Biodiversity Studies in Pennsylvania 

Pennsylvania Barrens Habitat Invertebrate Study: Year 3 

Funded by PA Wild Resource Conservation Fund. The invertebrates and associated flora of six different types of barrens communities have been documented in the field (1996-1997). During 1998 Museum experts will determine and database the extensive collections now being prepared in order to assess differences and similarities among these habitats. The study will improve understanding of these unusual communities and will address how to effectively manage and maintain the unique biodiversity they contain.

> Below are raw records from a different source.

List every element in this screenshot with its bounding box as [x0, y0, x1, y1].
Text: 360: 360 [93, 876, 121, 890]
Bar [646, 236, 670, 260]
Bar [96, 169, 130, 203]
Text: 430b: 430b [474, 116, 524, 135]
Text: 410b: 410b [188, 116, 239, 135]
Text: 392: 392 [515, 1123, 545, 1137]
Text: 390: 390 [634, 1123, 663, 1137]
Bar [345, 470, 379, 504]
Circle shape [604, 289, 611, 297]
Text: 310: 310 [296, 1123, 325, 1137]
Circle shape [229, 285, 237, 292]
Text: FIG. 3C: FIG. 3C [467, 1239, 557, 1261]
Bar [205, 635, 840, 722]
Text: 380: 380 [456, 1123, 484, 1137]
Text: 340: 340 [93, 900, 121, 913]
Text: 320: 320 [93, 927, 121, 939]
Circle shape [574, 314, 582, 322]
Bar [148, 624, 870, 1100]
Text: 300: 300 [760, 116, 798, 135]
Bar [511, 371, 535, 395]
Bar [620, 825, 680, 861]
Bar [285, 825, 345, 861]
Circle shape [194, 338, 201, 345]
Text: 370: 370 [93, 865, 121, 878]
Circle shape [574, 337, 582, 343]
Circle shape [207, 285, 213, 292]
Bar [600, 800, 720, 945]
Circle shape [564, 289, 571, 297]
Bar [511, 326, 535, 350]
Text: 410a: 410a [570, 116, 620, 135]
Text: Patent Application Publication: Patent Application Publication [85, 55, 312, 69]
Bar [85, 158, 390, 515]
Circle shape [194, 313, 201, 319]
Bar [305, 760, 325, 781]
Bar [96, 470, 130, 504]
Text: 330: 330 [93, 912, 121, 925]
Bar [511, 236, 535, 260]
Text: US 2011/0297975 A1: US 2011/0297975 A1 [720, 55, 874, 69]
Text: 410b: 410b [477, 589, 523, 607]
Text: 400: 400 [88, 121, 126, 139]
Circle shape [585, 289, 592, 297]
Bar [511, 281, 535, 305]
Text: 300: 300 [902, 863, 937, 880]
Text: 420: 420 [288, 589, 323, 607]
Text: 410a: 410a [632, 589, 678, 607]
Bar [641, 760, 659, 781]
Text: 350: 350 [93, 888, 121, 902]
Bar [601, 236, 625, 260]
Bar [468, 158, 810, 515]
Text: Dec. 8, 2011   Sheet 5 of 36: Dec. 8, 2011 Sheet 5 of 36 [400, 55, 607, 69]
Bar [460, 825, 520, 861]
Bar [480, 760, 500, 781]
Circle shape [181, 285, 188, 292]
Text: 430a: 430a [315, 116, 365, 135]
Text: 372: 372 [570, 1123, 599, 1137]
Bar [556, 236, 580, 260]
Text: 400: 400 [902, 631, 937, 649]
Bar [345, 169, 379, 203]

Collaboration with Botany at Carnegie Museum of Natural History, Western Pennsylvania Conservancy, and The Nature Conservancy.

Pittsburgh BioBlitz '98
A 24-hour biological survey of Pittsburgh's Frick Park to focus media and public attention on biodiversity, 15 May 1998. A total of 1,164 species were documented in Pittsburgh's Riverview Park during the Pittsburgh BioBlitz '97, including a rare species of longhorn beetle, Obrium rubidum (Coleoptera: Cerambycidae). Of all species found, 64% were invertebrates in the Riverview Survey, and 55% were insects (of which 30% were beetles). Because most of life on Earth is invertebrate, most invertebrates are arthropods, most arthropods are insects, and most insects are beetles! Carnegie Museum of Natural History entomologists will have their hands full, especially the coleopterists!